Vipera is a new mobile social network with a twist – it’s aimed at people in developing countries. That makes a great deal of makes sense. We are talking about places where to say “Facebook” would make people think of a book with faces in it, not a social network. But ask them about a mobile phone, and they will show you a charging point.
Vipera, in beta, employs a combination of microblogging/publishing and instant messaging on the handset. Users to go http://vipera.mobi and download the java client. Users can browse Vipera content; create public or private blogs; publish pictures, text, audio (and soon video) to blogs and chat with people and subscribe to their blogs. You can create “places” and collect friends. Think Twitter/Flickr/MySpace on a mobile. Vipera sends data via GPRS/EDGE/CDMA/UMTS/WiFi data connection. The company claims the java app works on 500+ wide handset models and so far it has 200,000 users in 120 countries.
Founded in 2005, Vipera is a privately held company with offices in Zurich, Switzerland, in Milan, Italy and an offshore technical development centre in Bangalore, India.

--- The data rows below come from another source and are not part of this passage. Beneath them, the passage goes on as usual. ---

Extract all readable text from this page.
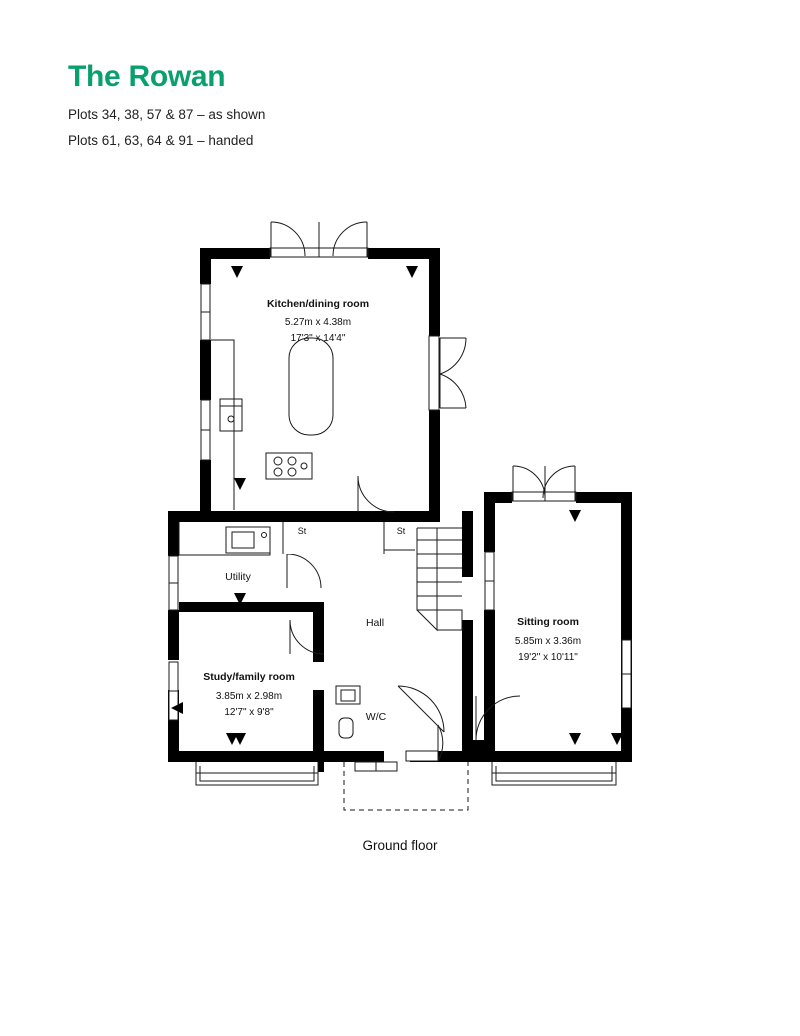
The Rowan

Plots 34, 38, 57 & 87 – as shown

Plots 61, 63, 64 & 91 – handed

Kitchen/dining room
5.27m x 4.38m
17'3" x 14'4"
Sitting room
5.85m x 3.36m
19'2" x 10'11"
Study/family room
3.85m x 2.98m
12'7" x 9'8"
Utility
Hall
W/C
St	St
Ground floor
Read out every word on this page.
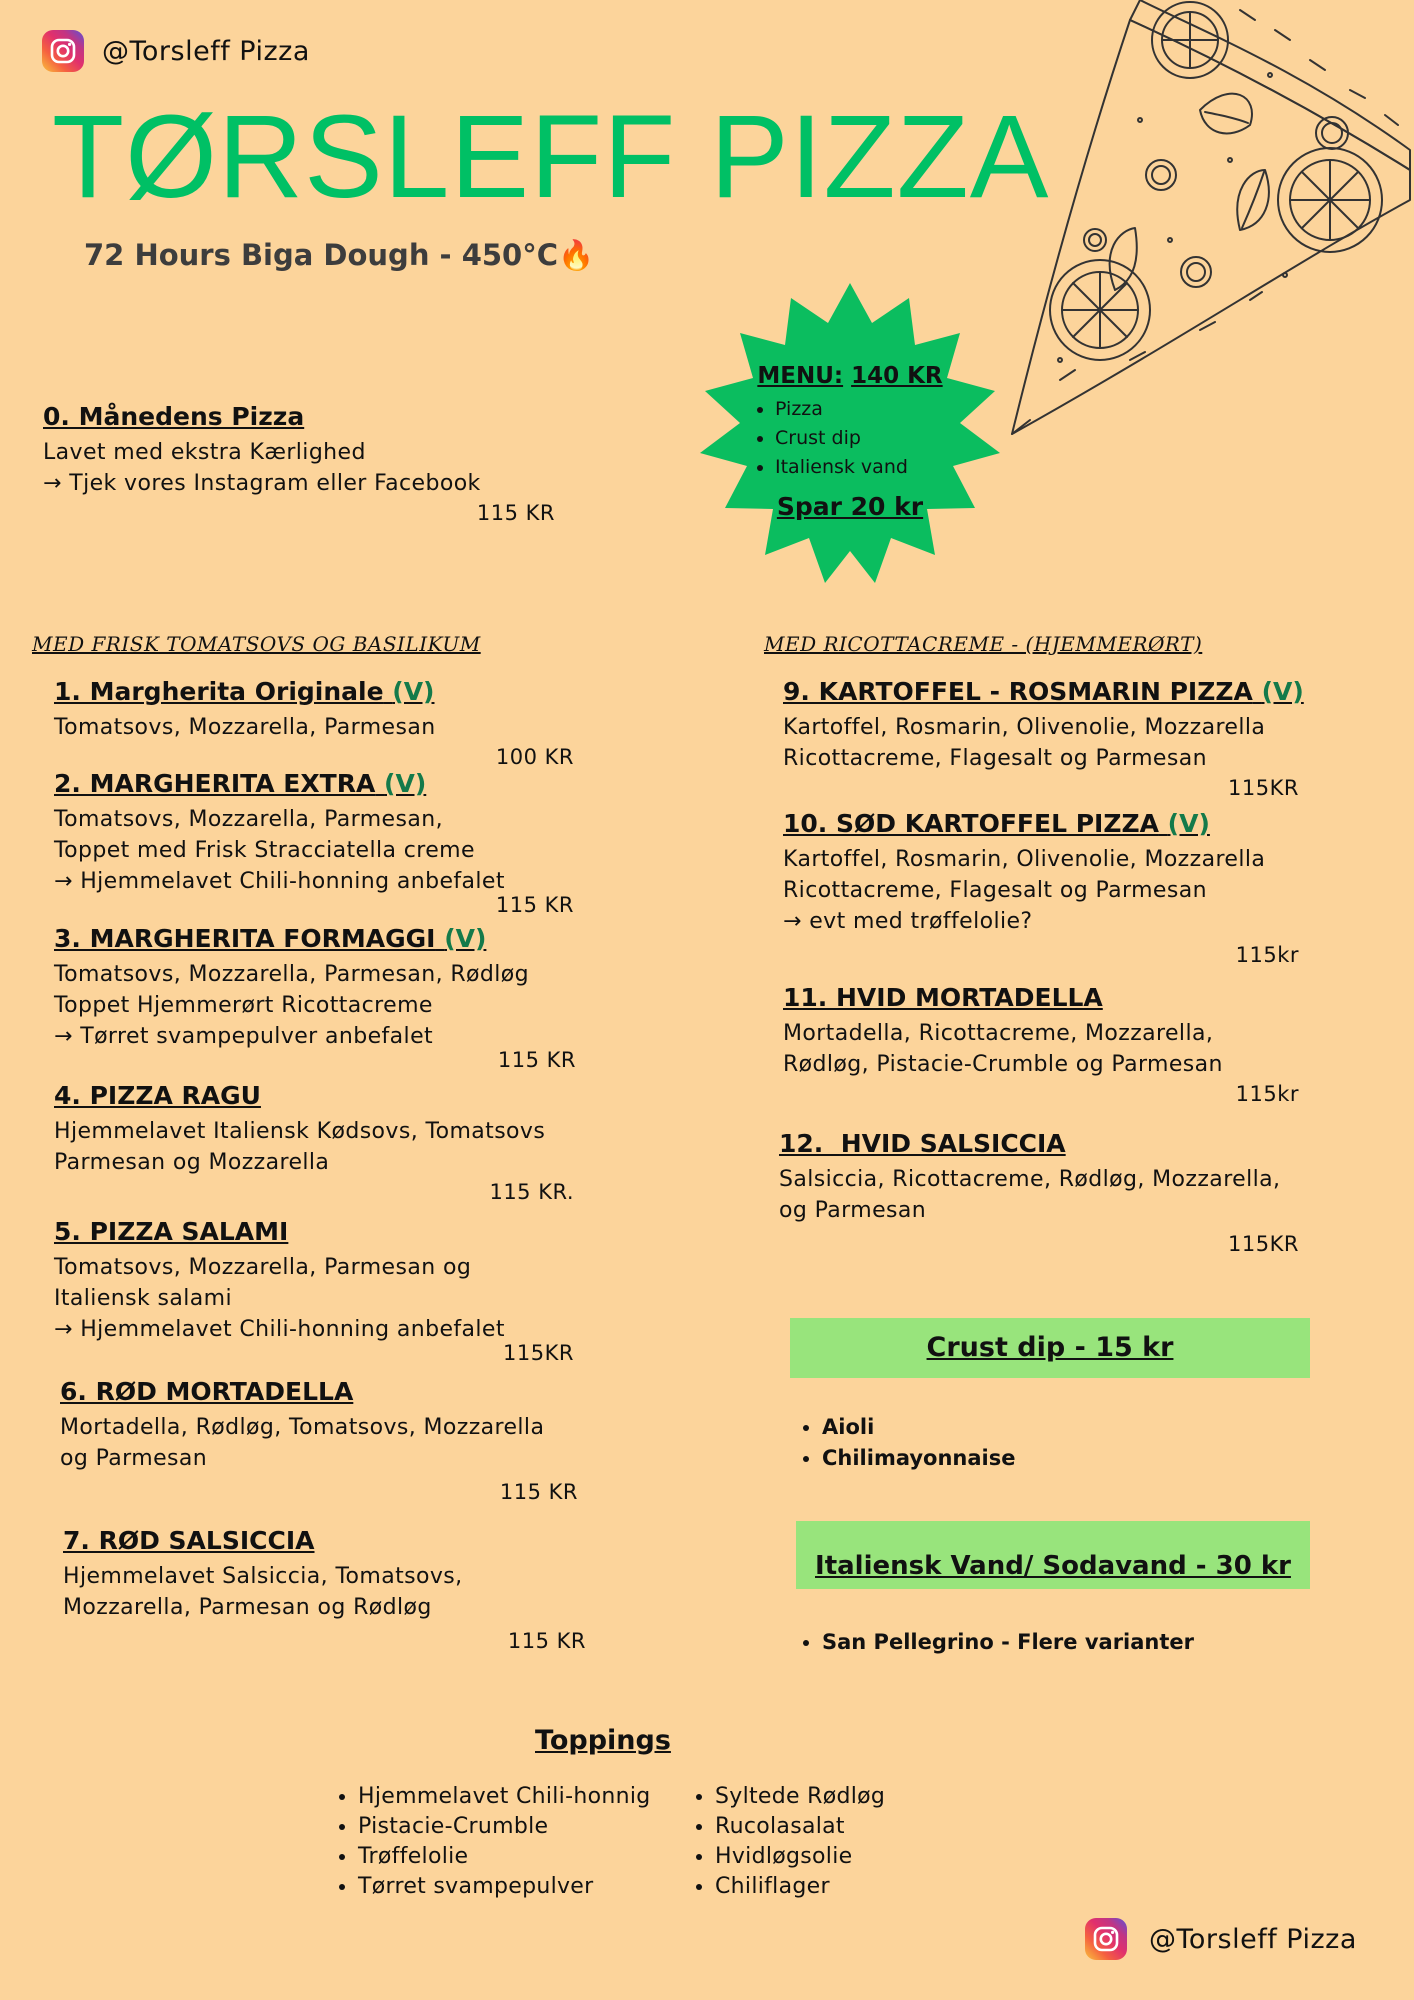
@Torsleff Pizza
TØRSLEFF PIZZA
72 Hours Biga Dough - 450°C🔥
MENU: 140 KR
• Pizza
• Crust dip
• Italiensk vand
Spar 20 kr
0. Månedens Pizza
Lavet med ekstra Kærlighed
→ Tjek vores Instagram eller Facebook
115 KR
MED FRISK TOMATSOVS OG BASILIKUM	MED RICOTTACREME - (HJEMMERØRT)
1. Margherita Originale (V)
Tomatsovs, Mozzarella, Parmesan
100 KR
2. MARGHERITA EXTRA (V)
Tomatsovs, Mozzarella, Parmesan,
Toppet med Frisk Stracciatella creme
→ Hjemmelavet Chili-honning anbefalet
115 KR
3. MARGHERITA FORMAGGI (V)
Tomatsovs, Mozzarella, Parmesan, Rødløg
Toppet Hjemmerørt Ricottacreme
→ Tørret svampepulver anbefalet
115 KR
4. PIZZA RAGU
Hjemmelavet Italiensk Kødsovs, Tomatsovs
Parmesan og Mozzarella
115 KR.
5. PIZZA SALAMI
Tomatsovs, Mozzarella, Parmesan og
Italiensk salami
→ Hjemmelavet Chili-honning anbefalet
115KR
6. RØD MORTADELLA
Mortadella, Rødløg, Tomatsovs, Mozzarella
og Parmesan
115 KR
7. RØD SALSICCIA
Hjemmelavet Salsiccia, Tomatsovs,
Mozzarella, Parmesan og Rødløg
115 KR
9. KARTOFFEL - ROSMARIN PIZZA (V)
Kartoffel, Rosmarin, Olivenolie, Mozzarella
Ricottacreme, Flagesalt og Parmesan
115KR
10. SØD KARTOFFEL PIZZA (V)
Kartoffel, Rosmarin, Olivenolie, Mozzarella
Ricottacreme, Flagesalt og Parmesan
→ evt med trøffelolie?
115kr
11. HVID MORTADELLA
Mortadella, Ricottacreme, Mozzarella,
Rødløg, Pistacie-Crumble og Parmesan
115kr
12.  HVID SALSICCIA
Salsiccia, Ricottacreme, Rødløg, Mozzarella,
og Parmesan
115KR
Crust dip - 15 kr
• Aioli
• Chilimayonnaise
Italiensk Vand/ Sodavand - 30 kr
• San Pellegrino - Flere varianter
Toppings
• Hjemmelavet Chili-honnig
• Pistacie-Crumble
• Trøffelolie
• Tørret svampepulver
• Syltede Rødløg
• Rucolasalat
• Hvidløgsolie
• Chiliflager
@Torsleff Pizza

I think it’s really cool that these social nets, especially mobile ones, are spreading to developing countries. The impact on people who have never connected in this way before is considerable, take this comment:
jbjolicoeur from Mauritius
The one who invented this software will be blessed forever. There’s something awesome about it. We feel free to express ourselves, people are open and ready to consider our views, etc. Vipera is an instrument of change for the world. After using Vipera you are no longer the same person.
And if that sounds OTT, you can believe it when it means someone has managed to type out something like this tale of human rights abuse on a mobile.
I’d love to think these guys could one day get their hands on an iPhone and a Flickr account but until then apps like Vipera are going to be their link to this brave new world.